Don’t miss the latest developments in business and finance.

ICICI Bank : Provisioning blues

Image
Shobhana SubramanianAmriteshwar Mathur Mumbai
Last Updated : Feb 05 2013 | 3:36 AM IST
Amount of exposure higher than expected.
 
ICICI Bank will be providing about approximately $260 million in FY08 for mark-to-market (m-t-m) losses on its $2 billion credit derivatives exposure and also for the $4 billion investment portfolio of its subsidiaries in the UK and Canada.

What seems to have taken an already nervous street by surprise is the quantum of the total exposure, which is in the region of $6 billion and was perceived to be lower.

That's one reason why the stock tanked in intra-day trades on Tuesday but recovered to close just 5 per cent lower.
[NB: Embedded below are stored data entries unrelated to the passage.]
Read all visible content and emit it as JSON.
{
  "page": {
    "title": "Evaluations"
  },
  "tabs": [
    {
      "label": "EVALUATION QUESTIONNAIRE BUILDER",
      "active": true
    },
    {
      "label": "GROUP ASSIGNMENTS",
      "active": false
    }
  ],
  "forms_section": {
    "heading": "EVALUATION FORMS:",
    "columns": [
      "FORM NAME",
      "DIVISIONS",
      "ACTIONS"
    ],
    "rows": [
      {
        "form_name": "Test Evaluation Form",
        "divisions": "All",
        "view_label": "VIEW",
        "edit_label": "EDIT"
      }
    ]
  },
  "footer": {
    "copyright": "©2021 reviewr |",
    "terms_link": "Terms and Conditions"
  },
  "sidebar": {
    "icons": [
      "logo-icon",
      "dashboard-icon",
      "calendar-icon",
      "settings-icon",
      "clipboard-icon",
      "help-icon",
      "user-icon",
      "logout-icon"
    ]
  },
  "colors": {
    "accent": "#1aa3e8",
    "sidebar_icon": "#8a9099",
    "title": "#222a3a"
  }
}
On Wednesday, the stock lost another per cent closing at Rs 960.

The m-t-m losses on the credit derivatives could shave off 5-7 per cent from the FY08 earnings of India's second largest bank which posted a net profit of Rs 3,110 crore in FY07 and is estimated to up that by about 35 per cent to Rs ,4200 crore in FY08.

The bank has already provided for $190 million and will provide the remaining $70 million in the March 2008 quarter. About $65 million of the total provisions will be made through the reserves while the remaining amount will be provided through the P&L account.

The investment portfolio in the subsidiaries comprises primarily investment-grade bonds which are held to comply with regulatory norms in those countries. Thanks to the widening credit spreads, ICICI bank has had to take a hit of about $105 million.
 
The credit derivatives comprise collateralised debt obligations and other products. While the underlying credit quality remains strong, which means that over time these investments could regain their value, there is always the risk that credit market conditions continue to deteriorate.
 
Both subsidiaries are wholly-owned and over a longer term may need to be capitalised. The bank will also need to capitalise its insurance subsidiaries since it has not yet been able to create a holding company structure to raise resources, unless it comes up with an alternative.
 
At the current price of Rs 960, the bank trades at around 2.2 times price to FY09book value and is cheaper than its peers like HDFC Bank. From these levels the stock should outperform.
 
REL : Buyback good for shareholders
 
The maximum price of 1,600 at which Reliance Energy (REL) will buy back its shares is at a 10 per cent premium to the closing price of the stock on Wednesday of Rs 1459.50.
 
Since the announcement on February 26, that the REL board would meet to consider a buy back, the stock has lost 14 per cent. At the current price, the stock trades at approximately 31 times FY09 estimated earnings, while peer player Tata Power, at Rs 1197, trades at a multiple of 33 times.
 
With Reliance Power (RPL)now the key vehicle for adding generation capacity, REL's portfolio will include its generation business ( which includes the Mumbai license area), the EPC business and the Mumbai and Delhi distribution businesses and several large infrastructure projects.
 
Revenues from these infrastructure projects could, however, take time to flow in, point out analysts. RPL plans set up power projects with a total capacity of nearly 28, 200mw. However, these are long gestation projects and the supplies of gas for some of the power plants are yet to be tied up.
 
In FY07,Reliance Energy's total operational income grew 42.4 per cent to Rs 5693 crore. However, other income at Rs 887 crore accounted a fairly large part of the profit before tax of Rs 872.37 crore. In FY06, too the other income stood at Rs 609.56 crore as compared to the profit before tax of Rs 781.47 crore.
 
The buy back will no doubt provide some support for the stock. However, given the fairly expensive valuations for REL, investors may want to consider opting for the buy-back offer.
 
This is not the first time REL has announced a buy-back of its shares -- in June 2004, the firm said it would buy share up to a maximum price of Rs. 525 per share for an aggregate amount of Rs. 350 crore but no shares were bought.